No ai lettori di badge che scattano la foto al dipendente

Non rispettano la privacy

Quello dei “furbetti del cartellino” è da tempo un problema spinoso che datori di lavoro pubblici e privati cercano di risolvere, escogitando spesso soluzioni tecnologiche che non sempre però sono rispettose della normativa sulla protezione dei dati personali.

Nel corso degli anni vi sono stati vari tentativi di arginare il fenomeno attraverso sistemi di rilevazione delle presenze del personale che verificassero l’impronta digitale del lavoratore, ma anche di recente il Garante per la privacy non ha accolto troppo bene le misure approntate dal Ministero della Pubblica Amministrazione per contrastare il fenomeno dell’assenteismo raccogliendo rilevando dati biometrici come le impronte digitali, e nel parere del 19 settembre 2019 ha sollevato forti perplessità su “profili di dubbia compatibilità con la disciplina europea e nazionale in materia di protezione dei dati personali”.

Non solo il Garante italiano ha di regola ritenuto sproporzionato l’impiego generalizzato di dati biometrici per finalità di rilevazione delle presenze dei lavoratori, ma anche i tribunali hanno confermato i provvedimenti adottati dall’Autorità nei confronti delle imprese che non avevano tenuto conto della normativa sulla privacy, come nel caso della sentenza della Cassazione n.25686/2018, in cui la Suprema Corte aveva convalidato una sanzione di 66mila euro ad un’azienda siciliana che senza farsi troppi scrupoli aveva implementato un sistema di rilevazione accessi imperniato sulla lettura di smart badge contenenti modelli biometrici della mano dei lavoratori.

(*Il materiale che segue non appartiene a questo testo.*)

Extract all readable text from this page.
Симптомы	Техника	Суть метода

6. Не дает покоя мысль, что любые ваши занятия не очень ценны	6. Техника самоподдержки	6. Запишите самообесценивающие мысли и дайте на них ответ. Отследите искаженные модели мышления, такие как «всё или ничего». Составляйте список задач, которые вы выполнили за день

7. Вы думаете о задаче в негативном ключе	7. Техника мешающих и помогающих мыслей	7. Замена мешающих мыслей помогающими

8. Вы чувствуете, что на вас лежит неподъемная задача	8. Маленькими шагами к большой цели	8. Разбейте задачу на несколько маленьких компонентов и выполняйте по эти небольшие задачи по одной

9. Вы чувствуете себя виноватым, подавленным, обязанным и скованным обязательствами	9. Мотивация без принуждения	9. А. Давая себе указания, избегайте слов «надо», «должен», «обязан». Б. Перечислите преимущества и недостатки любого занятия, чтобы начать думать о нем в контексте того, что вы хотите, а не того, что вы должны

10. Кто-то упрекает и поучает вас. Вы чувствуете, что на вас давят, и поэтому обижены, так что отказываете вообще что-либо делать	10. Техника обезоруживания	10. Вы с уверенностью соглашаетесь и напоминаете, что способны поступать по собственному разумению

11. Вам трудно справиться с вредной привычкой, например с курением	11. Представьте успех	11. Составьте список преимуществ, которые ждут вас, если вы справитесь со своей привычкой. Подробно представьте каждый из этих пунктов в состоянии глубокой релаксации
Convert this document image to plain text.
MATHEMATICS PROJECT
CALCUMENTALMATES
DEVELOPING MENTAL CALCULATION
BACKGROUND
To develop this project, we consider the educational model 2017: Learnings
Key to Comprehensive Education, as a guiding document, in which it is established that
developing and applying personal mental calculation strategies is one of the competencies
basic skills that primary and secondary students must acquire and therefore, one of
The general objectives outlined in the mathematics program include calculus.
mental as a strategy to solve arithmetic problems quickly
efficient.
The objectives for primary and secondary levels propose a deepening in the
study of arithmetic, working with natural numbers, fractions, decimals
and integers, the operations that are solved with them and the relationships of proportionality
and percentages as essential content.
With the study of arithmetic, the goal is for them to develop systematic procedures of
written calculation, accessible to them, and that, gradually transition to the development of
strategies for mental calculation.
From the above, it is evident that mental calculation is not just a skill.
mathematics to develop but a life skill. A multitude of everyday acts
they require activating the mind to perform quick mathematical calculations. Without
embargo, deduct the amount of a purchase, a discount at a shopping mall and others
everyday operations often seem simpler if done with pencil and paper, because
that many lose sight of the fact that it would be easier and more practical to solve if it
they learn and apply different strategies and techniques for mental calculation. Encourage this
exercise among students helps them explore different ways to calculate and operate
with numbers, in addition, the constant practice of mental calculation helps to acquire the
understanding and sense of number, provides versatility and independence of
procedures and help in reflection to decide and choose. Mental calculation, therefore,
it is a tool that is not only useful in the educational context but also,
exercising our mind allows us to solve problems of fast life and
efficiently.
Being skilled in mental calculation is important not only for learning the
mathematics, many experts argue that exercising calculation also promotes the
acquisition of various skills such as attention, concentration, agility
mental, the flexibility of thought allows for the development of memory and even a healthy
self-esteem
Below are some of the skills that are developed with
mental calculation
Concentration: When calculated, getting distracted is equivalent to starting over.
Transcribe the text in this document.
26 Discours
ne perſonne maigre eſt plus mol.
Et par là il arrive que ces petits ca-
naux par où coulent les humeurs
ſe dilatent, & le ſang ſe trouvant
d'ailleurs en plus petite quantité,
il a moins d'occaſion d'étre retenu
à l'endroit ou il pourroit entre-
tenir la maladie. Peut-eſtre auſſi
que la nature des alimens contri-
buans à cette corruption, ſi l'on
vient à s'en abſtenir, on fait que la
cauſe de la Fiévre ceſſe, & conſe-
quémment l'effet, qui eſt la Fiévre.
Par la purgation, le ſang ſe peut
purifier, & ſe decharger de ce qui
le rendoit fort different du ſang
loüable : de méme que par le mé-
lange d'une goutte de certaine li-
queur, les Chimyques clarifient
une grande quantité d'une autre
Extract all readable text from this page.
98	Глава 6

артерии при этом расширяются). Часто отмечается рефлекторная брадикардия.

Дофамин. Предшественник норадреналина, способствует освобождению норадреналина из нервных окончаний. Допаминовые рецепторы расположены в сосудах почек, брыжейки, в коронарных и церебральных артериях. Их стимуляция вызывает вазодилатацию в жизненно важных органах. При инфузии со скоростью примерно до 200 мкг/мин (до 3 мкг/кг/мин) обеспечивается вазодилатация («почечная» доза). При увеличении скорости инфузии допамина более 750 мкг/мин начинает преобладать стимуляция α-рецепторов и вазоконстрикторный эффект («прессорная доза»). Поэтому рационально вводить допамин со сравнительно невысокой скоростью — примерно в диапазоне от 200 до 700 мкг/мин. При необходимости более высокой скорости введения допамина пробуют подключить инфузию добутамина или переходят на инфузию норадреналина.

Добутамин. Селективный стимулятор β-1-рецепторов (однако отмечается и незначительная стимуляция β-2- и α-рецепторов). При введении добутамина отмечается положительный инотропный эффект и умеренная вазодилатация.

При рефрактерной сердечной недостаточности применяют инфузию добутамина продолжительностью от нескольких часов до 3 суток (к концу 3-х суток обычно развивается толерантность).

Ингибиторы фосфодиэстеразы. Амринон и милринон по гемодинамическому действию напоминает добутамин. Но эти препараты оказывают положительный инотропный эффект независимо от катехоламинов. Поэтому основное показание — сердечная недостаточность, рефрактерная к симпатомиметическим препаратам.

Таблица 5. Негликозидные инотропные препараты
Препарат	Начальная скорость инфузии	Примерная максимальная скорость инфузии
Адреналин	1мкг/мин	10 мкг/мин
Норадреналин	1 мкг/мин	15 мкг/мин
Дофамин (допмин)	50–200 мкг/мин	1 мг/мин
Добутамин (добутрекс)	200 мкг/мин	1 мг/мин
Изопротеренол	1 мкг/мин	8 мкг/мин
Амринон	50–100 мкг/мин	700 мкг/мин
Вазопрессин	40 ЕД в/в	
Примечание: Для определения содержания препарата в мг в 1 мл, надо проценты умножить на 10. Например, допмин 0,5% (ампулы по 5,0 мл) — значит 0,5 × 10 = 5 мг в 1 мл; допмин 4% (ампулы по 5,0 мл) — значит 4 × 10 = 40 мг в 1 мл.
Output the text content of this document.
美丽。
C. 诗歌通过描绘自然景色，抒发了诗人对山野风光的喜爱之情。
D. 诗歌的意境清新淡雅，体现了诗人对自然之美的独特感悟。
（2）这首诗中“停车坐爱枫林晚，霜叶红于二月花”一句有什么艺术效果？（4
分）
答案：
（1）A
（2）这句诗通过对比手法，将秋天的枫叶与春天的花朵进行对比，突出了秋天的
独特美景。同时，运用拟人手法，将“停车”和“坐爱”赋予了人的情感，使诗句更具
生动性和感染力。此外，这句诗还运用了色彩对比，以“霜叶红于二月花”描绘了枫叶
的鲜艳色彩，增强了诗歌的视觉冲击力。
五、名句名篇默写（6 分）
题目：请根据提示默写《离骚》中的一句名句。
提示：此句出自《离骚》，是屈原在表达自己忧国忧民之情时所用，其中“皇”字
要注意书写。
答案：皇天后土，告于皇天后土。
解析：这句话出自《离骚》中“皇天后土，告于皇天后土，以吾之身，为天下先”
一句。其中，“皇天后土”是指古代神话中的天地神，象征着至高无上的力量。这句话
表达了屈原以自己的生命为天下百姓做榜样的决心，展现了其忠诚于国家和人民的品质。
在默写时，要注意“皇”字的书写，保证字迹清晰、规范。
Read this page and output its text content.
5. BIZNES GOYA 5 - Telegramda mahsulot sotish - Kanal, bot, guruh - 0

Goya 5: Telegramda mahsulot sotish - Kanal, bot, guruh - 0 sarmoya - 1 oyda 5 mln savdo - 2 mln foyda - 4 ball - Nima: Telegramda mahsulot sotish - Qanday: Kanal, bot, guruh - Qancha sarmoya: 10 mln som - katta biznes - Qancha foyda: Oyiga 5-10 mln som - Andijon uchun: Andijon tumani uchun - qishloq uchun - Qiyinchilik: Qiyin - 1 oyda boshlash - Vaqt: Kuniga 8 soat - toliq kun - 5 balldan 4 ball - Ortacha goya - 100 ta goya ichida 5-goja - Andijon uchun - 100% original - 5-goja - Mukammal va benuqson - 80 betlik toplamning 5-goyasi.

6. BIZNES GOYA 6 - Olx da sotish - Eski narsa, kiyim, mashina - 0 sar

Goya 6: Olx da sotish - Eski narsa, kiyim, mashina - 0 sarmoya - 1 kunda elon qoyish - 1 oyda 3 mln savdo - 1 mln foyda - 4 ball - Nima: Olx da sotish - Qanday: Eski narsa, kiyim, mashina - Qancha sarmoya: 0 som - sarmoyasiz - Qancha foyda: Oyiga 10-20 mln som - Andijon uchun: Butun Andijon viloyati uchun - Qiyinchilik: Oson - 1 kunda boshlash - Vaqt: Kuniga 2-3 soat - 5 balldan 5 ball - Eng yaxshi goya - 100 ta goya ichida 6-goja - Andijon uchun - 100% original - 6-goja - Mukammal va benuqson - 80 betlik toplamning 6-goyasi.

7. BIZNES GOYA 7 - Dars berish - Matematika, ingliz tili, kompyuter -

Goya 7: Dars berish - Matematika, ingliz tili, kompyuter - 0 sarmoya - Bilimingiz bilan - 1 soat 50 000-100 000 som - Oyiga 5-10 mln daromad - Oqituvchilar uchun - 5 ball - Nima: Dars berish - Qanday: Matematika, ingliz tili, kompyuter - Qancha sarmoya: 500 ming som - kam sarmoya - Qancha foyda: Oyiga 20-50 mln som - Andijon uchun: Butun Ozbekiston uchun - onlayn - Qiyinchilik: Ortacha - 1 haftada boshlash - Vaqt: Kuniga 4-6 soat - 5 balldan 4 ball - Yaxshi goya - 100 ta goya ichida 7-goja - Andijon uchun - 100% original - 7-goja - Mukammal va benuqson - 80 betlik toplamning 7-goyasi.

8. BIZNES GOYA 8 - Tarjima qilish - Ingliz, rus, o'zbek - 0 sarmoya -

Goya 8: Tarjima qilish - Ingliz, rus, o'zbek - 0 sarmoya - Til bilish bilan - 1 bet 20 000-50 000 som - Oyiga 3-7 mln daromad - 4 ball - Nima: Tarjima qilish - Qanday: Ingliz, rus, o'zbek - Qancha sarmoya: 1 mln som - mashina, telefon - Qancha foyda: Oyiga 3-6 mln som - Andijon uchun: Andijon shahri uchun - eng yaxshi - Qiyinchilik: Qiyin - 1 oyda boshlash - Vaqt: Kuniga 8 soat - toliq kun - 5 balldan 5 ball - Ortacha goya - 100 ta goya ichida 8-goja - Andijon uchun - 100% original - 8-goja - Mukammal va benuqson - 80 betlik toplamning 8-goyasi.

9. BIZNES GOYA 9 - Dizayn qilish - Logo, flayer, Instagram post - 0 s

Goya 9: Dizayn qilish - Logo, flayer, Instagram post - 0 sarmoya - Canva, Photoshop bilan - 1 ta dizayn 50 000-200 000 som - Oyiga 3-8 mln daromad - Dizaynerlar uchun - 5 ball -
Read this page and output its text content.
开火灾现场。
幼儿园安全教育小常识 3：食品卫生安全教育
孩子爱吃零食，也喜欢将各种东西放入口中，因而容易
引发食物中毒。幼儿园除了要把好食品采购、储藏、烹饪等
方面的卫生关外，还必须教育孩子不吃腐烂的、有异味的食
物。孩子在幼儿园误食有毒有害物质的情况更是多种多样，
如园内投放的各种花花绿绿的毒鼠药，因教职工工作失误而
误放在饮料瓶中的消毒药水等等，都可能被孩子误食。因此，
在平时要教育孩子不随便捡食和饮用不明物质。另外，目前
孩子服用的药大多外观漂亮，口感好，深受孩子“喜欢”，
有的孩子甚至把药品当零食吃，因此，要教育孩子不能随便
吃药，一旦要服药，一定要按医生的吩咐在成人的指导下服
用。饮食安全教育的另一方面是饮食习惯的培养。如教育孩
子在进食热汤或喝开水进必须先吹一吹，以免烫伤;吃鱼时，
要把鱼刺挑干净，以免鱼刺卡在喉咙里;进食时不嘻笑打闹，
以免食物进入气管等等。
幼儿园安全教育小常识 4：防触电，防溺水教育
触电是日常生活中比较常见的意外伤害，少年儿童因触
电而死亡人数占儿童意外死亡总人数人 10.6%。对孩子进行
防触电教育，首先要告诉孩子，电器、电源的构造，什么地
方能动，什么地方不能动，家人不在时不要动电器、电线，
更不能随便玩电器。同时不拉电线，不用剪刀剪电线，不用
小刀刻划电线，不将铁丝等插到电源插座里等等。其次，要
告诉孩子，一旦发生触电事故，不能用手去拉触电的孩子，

Anche se non è generalmente ritenuto ammissibile rilevare le presenze dei dipendenti utilizzando impronte digitali, l’immagine del palmo della mano, o altri dati biometrici dell’interessato, d’altra parte i datori di lavoro non si rassegnano e continuano a cercare rimedi efficaci, che in genere prevedono però l’uso di dati personali, e che per questo richiedono attente valutazioni sulla compatibilità con il Gdpr ed il resto della disciplina applicabile.

Una delle ultime proposte del mercato che cerca di prendere una scorciatoia per evitare le criticità tipiche dei dati biometrici, è quella dei lettori di badge con foto automatica che viene scattata al dipendente tramite una webcam ad ogni suo ingresso al lavoro per verificare l’identità della persona che passa il cartellino.

Se è pur vero che, in linea di principio, l’immagine di un individuo non è di per sé un’informazione sensibile che rientra nelle categorie particolari di dati personali ai sensi dell’art.9 del Regolamento UE 2016/679, d’altra parte anche questo tipo di soluzione non ha incontrato il favore delle autorità di controllo.

Stavolta a pronunciarsi è la Cnil, (Commission nationale de l’informatique et des libertés), che ha ritenuto troppo invasivo uno strumento che per rilevare le presenze dei lavoratori debba raccogliere obbligatoriamente e sistematicamente la fotografia del dipendente da due a quattro volte al giorno.

Secondo Marie-Laure Denis, presidente dell’autorità di controllo francese, l’utilizzo di tali strumenti da parte di aziende ed enti pubblici per il controllo dell’orario di lavoro viola il principio di “minimizzazione” prescritto dall’art. 5 del Gdpr, il quale richiede che i dati personali vengano trattati nel rispetto dei principi di liceità, necessità, proporzionalità e finalità, e che perciò “nessuno può porre restrizioni ai diritti delle persone e alle libertà individuali e collettive che non siano giustificate dalla natura del compito da svolgere o proporzionate allo scopo perseguito“.

Allo stato attuale, salvo circostanze particolari e debitamente motivate, gli strumenti più efficaci per registrare e verificare le presenze dei dipendenti che siano anche compatibili con la privacy degli interessati, rimangono quindi i classici orologi marcatempo con i cartellini o badge da strisciare all’ingresso e all’uscita dal lavoro, i quali “sono sufficienti a garantire il controllo degli orari del personale”, come ha sottolineato la Cnil in un comunicato pubblicato a seguito di alcune denunce ricevute da dipendenti di organizzazioni pubbliche e private che hanno installato gli apparecchi che scattano la foto automatica, e che adesso dovranno quindi correre ai ripari entro tre mesi, termine concesso dall’autorità francese prima di intervenire con le sanzioni.